Vaccine therapy is a type of biologic therapy. Biologic therapy is a treatment that uses the patient’s immune system to fight cancer. Substances made by the body or made in a laboratory are used to boost, direct, or restore the body’s natural defenses against cancer. This type of cancer treatment is also called biotherapy or immunotherapy. Vaccine therapy can also be a type of targeted therapy.
High-dose chemotherapy with stem cell transplant
High-dose chemotherapy with stem cell transplant is a method of giving high doses of chemotherapy and replacing blood -forming cells destroyed by the cancer treatment. Stem cells (immature blood cells) are removed from the blood or bone marrow of the patient or a donor and are frozen and stored. After the chemotherapy is completed, the stored stem cells are thawed and given back to the patient through an infusion. These reinfused stem cells grow into (and restore) the body’s blood cells.
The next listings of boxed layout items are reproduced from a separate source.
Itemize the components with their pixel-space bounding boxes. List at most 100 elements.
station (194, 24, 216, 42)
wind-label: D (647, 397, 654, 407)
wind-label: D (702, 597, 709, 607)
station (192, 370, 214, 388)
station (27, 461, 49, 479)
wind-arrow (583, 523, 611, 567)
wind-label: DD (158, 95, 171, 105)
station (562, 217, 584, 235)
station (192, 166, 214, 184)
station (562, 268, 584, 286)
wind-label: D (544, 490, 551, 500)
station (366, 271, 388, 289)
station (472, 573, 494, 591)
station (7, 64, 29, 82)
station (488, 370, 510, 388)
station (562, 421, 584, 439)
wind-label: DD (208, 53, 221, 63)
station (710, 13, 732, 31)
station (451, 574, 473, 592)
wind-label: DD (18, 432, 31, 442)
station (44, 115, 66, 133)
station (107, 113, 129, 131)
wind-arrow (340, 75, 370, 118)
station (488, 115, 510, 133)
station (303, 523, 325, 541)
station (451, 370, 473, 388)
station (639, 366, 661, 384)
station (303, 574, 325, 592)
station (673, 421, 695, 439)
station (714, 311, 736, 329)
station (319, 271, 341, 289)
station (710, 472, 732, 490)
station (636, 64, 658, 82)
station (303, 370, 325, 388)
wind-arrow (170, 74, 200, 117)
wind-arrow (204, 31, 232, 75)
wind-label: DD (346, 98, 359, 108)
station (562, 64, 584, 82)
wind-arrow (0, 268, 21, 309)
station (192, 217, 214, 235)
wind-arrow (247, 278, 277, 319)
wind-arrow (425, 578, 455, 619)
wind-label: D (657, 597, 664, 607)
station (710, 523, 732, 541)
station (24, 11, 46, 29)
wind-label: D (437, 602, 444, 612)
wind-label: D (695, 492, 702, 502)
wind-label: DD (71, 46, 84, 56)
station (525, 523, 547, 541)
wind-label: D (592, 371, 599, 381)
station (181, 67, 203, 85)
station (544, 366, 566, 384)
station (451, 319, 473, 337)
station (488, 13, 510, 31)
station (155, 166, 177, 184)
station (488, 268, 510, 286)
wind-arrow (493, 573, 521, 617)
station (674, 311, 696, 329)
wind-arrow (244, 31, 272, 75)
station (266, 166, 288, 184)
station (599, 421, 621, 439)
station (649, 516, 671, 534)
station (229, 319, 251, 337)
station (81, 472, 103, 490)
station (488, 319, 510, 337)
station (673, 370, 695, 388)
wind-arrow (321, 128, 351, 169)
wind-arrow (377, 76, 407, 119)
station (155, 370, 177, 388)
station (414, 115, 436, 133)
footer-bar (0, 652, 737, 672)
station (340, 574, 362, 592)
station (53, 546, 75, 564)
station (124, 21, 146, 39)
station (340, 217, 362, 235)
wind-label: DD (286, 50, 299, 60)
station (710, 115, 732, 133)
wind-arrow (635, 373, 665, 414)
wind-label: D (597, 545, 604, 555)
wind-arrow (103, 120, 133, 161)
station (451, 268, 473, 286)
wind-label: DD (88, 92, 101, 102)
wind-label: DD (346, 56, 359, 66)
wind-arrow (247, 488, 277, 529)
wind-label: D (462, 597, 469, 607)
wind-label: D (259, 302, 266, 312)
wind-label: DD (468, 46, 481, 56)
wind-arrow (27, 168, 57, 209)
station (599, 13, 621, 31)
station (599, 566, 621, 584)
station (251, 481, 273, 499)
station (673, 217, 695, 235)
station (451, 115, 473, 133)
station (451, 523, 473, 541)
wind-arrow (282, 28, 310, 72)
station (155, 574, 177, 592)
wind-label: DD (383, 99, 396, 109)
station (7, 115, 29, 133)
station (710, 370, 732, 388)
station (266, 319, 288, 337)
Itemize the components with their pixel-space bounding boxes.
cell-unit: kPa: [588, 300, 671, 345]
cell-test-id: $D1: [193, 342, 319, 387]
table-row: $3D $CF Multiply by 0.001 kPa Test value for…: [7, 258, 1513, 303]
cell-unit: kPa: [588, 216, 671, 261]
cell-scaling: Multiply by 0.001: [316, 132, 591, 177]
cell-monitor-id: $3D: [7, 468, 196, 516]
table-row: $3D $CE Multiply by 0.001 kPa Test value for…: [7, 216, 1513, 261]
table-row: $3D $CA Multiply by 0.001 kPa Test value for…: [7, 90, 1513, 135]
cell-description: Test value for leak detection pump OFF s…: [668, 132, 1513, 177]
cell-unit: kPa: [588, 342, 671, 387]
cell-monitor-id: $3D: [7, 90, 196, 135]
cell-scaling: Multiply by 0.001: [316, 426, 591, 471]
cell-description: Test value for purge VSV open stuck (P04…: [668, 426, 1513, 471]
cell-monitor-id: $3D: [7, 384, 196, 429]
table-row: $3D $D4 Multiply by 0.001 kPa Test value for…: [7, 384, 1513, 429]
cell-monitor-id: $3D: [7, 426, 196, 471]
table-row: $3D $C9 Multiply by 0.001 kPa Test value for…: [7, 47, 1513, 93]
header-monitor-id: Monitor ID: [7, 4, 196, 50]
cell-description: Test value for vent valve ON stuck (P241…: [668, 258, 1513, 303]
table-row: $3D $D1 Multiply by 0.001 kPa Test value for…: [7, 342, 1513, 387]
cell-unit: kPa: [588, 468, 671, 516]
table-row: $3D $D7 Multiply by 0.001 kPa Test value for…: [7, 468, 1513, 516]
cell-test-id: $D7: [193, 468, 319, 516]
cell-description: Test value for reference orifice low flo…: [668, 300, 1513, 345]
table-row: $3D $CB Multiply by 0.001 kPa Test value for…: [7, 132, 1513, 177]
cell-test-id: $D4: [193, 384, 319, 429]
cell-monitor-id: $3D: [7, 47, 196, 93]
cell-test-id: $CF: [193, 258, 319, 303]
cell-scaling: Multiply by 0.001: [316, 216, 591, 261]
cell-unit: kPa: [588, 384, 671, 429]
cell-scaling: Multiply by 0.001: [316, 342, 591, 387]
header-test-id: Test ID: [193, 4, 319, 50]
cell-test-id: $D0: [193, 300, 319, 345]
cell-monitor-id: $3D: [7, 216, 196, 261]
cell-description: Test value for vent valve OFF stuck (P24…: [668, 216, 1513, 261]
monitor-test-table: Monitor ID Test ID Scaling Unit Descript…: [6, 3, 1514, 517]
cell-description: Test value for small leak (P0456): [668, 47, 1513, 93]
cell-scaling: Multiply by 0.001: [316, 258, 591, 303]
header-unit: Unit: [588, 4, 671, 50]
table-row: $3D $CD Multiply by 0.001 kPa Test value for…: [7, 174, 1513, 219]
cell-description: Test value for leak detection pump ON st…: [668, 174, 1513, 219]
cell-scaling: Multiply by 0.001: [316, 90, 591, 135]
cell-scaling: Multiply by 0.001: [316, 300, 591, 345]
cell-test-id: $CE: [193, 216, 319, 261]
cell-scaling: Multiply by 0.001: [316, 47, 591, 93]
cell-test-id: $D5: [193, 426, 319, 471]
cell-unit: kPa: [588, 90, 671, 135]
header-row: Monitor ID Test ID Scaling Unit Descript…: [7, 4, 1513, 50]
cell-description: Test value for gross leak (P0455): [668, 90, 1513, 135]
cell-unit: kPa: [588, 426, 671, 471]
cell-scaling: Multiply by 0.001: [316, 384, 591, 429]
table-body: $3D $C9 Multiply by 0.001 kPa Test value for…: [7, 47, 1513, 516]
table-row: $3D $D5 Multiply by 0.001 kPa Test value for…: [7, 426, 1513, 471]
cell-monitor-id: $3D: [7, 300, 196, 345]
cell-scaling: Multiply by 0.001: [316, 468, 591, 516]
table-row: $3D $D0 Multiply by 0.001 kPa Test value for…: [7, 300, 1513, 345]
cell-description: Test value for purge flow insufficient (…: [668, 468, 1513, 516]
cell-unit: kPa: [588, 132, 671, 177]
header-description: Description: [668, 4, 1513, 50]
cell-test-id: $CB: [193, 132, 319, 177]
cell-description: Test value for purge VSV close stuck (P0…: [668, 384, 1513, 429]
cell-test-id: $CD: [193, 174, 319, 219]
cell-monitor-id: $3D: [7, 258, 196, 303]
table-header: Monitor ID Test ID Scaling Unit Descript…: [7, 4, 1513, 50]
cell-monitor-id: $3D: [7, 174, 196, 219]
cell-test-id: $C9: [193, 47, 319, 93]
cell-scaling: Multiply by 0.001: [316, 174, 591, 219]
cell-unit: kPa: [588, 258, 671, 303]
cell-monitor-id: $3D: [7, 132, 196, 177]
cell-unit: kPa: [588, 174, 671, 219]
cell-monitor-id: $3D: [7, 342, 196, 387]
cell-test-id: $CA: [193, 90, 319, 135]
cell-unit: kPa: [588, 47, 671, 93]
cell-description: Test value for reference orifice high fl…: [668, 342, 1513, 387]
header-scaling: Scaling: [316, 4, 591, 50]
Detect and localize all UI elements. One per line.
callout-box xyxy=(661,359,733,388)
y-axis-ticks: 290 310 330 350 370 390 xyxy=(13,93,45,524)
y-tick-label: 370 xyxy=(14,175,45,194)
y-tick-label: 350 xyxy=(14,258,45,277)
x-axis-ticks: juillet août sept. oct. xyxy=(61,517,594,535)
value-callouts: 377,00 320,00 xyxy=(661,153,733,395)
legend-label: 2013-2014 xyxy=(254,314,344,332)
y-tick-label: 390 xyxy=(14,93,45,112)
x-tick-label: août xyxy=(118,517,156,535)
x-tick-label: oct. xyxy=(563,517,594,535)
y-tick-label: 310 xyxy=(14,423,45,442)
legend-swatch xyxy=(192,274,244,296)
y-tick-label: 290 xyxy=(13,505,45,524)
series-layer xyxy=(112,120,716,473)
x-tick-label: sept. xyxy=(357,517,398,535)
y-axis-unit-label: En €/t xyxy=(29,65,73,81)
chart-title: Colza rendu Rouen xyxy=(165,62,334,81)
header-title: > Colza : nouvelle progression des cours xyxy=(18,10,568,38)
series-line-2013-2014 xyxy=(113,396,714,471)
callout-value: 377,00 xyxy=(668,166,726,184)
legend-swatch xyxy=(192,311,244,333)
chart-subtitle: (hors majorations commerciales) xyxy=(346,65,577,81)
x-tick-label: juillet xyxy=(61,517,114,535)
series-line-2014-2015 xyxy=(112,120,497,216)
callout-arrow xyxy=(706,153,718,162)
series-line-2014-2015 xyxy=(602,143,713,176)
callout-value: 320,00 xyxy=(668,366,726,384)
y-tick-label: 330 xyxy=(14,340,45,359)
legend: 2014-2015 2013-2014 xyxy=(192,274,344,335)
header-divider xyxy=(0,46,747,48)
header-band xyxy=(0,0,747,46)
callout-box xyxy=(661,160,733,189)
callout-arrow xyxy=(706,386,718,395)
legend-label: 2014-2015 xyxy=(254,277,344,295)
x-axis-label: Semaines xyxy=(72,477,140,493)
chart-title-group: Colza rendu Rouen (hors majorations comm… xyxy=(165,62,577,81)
Follow-up tests may be needed.
Some of the tests that were done to diagnose the cancer or to find out the stage of the cancer may be repeated. Some tests will be repeated in order to see how well the treatment is working. Decisions about whether to continue, change, or stop treatment may be based on the results of these tests. This is sometimes called re-staging.
Some of the tests will continue to be done from time to time after treatment has ended. The results of these tests can show if your condition has changed or if the cancer has recurred (come back). These tests are sometimes called follow-up tests or check-ups.